Новая эта мысль рассердила его. Как же так? При свободе-то воли?!

И тут он заметил, что светлое пятно, маячившее впереди, потемнело и в нем все яснее начал проступать силуэт человека. Герман узнал его по серебристой полоске на лбу, но не удивился, не обрадовался. Много теней прошлого проходило перед ним, и он решил, что серый человек — тоже тень, воспоминание.

Они сидели друг против друга и молчали. У Германа не возникало никаких отголосков чужой мысли. И вдруг, как луч во тьме: «Мой поступок, мое бегство на хронолете они сочли за жест согласия?»

На миг пришло утешение. Он корил себя, а оказывается, можно оправдать этот шаг стремлением к вечности и благу. Тут же Поправился: «Нет ни вечного, ни благого на путях неправедных».

Не выдержал, спросил:

— Вы снова зовете меня?

— Мы никого не зовем. Человек волен все решать сам, — четко произнес серый пришелец.

— Человека иногда нужно и позвать, чтобы он решился.

— Зов ли, уговор ли, принуждение ли, — любое воздействие на свободу выбора, — все несвобода. А разве может быть множество возможностей при несвободе?

— Выбор основывается на знании.

Пришелец молчал. И Герман ответил сам себе: «В тебе говорит индивидуализм — первобытная форма защиты если не себя лично, то хотя бы своего, себе подобного. Разве не может быть добра просто во имя добра, совершенства во имя совершенства? Вся человеческая мораль — на отрицании самости. А ты… Тебе предлагается творить добро, а ты сразу: зачем да почему? Надо просто сеять добро. Разве важно, кто соберет плоды?»

«Как же не важно!» — возразил он сам себе. Но, кроме этой общей фразы, никакого аргумента больше не находилось.

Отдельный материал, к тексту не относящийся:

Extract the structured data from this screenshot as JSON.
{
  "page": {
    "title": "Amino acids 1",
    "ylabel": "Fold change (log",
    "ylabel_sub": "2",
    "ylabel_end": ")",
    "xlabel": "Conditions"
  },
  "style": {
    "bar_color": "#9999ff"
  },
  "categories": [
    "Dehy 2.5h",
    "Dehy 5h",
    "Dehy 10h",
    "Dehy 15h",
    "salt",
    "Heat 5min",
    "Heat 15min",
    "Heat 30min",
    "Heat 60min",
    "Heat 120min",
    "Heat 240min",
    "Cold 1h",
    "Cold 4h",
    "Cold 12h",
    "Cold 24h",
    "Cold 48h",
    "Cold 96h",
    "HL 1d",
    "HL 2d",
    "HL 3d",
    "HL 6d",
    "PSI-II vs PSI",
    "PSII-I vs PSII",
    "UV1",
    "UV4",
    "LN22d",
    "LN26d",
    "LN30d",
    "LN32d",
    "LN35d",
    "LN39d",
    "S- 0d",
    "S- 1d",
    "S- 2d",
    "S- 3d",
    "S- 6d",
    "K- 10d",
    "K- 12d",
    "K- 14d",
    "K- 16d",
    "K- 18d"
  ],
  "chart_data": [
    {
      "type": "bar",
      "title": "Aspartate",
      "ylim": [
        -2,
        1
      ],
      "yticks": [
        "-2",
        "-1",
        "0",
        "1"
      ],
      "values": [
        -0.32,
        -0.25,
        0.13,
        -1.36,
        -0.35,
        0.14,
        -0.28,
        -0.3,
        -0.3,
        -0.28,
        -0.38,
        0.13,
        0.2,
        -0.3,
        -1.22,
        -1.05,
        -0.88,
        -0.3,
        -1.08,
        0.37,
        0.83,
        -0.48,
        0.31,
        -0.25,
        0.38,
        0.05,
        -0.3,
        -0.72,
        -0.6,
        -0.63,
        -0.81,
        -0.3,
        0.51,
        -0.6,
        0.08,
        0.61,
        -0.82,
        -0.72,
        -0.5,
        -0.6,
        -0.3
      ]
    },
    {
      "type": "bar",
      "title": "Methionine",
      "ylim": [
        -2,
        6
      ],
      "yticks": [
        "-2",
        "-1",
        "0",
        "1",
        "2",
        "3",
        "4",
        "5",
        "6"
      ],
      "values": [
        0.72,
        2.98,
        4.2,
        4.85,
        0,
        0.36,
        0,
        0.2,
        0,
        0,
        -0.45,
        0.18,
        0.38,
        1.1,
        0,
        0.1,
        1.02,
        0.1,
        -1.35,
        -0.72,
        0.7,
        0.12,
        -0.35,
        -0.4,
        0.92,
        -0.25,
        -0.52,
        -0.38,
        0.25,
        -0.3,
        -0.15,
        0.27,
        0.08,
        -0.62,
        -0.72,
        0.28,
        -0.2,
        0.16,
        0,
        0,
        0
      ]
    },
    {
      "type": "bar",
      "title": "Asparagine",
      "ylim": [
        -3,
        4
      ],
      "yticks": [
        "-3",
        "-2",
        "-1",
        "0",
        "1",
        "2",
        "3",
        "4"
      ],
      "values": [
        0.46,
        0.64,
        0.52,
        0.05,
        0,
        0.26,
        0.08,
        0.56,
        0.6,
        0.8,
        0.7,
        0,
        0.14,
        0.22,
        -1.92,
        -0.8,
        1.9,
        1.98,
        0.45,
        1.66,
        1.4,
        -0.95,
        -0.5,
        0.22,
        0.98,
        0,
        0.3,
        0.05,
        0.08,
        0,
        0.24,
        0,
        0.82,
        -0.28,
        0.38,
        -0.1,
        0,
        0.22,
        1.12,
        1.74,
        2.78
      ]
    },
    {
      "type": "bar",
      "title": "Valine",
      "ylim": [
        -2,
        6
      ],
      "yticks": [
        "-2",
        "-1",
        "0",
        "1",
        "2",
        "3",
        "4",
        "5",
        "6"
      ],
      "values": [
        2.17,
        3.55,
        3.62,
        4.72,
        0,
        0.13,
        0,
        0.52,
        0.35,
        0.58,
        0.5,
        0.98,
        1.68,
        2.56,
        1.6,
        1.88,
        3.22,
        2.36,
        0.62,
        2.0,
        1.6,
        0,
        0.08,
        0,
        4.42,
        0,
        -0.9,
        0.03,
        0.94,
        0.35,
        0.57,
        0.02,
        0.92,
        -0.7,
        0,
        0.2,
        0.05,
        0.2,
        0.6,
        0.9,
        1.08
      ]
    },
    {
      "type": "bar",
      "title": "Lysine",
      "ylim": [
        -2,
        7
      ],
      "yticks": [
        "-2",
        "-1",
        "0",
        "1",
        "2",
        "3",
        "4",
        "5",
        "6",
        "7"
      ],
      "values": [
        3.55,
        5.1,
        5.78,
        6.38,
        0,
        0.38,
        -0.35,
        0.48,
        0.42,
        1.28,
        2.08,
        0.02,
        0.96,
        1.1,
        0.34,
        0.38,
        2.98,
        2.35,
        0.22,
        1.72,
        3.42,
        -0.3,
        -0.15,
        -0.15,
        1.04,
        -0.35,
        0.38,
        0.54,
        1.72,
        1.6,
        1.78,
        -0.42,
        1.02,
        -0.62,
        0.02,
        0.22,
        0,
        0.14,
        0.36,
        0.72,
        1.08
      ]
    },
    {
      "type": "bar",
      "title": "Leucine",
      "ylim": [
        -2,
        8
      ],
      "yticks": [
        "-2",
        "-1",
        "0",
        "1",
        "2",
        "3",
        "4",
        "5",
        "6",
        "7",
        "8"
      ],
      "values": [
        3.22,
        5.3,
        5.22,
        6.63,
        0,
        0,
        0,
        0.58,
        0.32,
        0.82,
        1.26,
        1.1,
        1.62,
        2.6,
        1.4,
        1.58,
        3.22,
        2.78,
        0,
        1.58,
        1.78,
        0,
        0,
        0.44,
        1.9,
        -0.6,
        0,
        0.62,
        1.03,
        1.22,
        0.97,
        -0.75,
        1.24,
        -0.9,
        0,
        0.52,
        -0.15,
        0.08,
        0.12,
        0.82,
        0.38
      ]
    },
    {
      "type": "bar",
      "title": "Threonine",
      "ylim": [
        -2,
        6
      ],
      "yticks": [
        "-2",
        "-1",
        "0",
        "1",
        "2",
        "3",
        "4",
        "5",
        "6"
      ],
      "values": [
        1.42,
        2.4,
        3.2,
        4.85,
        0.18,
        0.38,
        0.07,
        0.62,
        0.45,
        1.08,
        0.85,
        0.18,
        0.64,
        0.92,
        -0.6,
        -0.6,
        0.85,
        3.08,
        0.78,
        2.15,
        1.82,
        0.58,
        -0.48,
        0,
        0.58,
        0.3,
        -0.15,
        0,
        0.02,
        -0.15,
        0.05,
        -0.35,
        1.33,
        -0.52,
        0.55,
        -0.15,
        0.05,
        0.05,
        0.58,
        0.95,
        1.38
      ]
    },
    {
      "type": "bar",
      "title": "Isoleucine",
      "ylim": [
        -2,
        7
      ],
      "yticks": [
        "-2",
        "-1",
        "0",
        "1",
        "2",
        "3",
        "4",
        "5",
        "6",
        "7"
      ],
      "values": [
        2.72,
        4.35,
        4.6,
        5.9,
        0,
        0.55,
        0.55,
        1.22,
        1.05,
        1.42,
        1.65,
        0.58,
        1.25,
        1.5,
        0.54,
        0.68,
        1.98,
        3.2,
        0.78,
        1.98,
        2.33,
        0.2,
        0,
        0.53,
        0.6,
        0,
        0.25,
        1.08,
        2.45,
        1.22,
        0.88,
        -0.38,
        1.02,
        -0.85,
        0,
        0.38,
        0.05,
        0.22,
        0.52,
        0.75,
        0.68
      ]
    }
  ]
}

А пришелец сидел все так же неподвижно, и на лице его был виден явный интерес к смятенным мыслям Германа.

И вдруг он пропал, а на облачном пуховике все отчетливее стало обозначаться до боли знакомое, родное — Лия! В воспоминаниях он не раз видел ее возле себя, выслушивал бесконечные упреки, повторял оправдания, хорошо помнившиеся и забытые. Всегда он видел свою Лию одинаковой — страстной, любящей, нетерпеливой, капризной. Сейчас же она молчала, глядела мимо него, отвечала холодно, отстраненно. А он, будто впервые, говорил и говорил, рассказывал подробно о том, как, не зная куда деваться после того скандала, оказался на полигоне и вошел в хронолет, как мучился раскаянием в одиночестве звал ее, никогда не молчавшую, вызывавшую в нем какие угодно душевные состояния, кроме равнодушия.